In response to the survey’s findings, the Cegos Group has expanded its customised e-learning offer to include a range of off-the-shelf modules – in the process, joining forces with Giunti Labs. Cegos also relies on the Giunti Labs’ learn eXact learning content management system (LCMS) platform to customise modules according to specific customer demands – and, with this unique market offer, Cegos’ e-learning department is targeting sales of €25m in 2010.

Sophie Touzé, of France’s Ecole Nationale Vétérinaire de Lyon, along with Amiel Kaplan, of Giunti Labs, France, showcase content federation via Giunti Labs’ HarvestRoad Hive digital repository and WebTV.

“For many years, the Ecole Nationale Vétérinaire de Lyon has explored the use of new technologies in pedagogy,” said Touzé.

“We believe that new technologies offer a way to integrate the four concepts of good pedagogy: interactivity, autonomy, simulation and collaborative work,” she added. “Working with Moodle and HarvestRoad Hive has allowed us to make our learning resources available to, among others, three other national French institutes and the University of Montreal.

“Web TV, part of the Hive repository, is very attractive, offering to any teacher or student the possibility to search, find and watch a video created in their – or another - institute.
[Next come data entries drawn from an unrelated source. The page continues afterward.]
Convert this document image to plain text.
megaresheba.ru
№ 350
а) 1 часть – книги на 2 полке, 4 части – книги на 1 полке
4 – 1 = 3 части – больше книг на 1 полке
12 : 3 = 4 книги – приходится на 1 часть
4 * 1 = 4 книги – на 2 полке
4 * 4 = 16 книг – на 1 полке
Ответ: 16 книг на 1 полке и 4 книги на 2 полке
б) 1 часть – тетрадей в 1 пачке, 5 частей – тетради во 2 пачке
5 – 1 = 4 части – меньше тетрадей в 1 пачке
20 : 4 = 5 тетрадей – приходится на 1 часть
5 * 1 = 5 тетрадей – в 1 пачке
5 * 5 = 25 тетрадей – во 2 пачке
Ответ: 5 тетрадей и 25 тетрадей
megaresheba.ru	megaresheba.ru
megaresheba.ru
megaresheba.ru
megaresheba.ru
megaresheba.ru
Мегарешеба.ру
The query, in this case, is only done from one access point - using OKI technology integrated in Hive,” she said.

Finally, Paul Landers of Ericsson, the world leader in telecommunications, outlines a case study of ‘mobile learning for Africa’. Ericsson is partnering with The Earth Institute, Millennium Promise and the United Nations Development Program (UNDP) in The Millennium Villages project, which is designed to bring mobile communication and the internet to some 400,000 people in ten African countries where the project is working.

The first mobile pilot in this project uses Giunti Labs' technology to deliver just-in-time snippets of learning to train the aid and healthcare workers who help the mothers of newly born children in Rwanda.

Giunti Labs is a Silver sponsor of this year’s event. Please visit Giunti Labs at Foyer Potsdam, B61. For further details of OEB, visit http://www.online-educa.com/

In addition, Andrea Lorenzon, Giunti Labs’ chief solution architect, is speaking on ‘content production and content management for a new generation’ at the OEB Security & Defence Forum, on 3rd December.

In his presentation, Lorenzon is discussing the challenges facing defence organisations which have to manage and deliver both learning content and technical publications in an integrated platform. In particular, Lorenzon examines the emerging technologies, tools, standards, processes and best practices required for building a tailored yet flexible learning platform for both content types.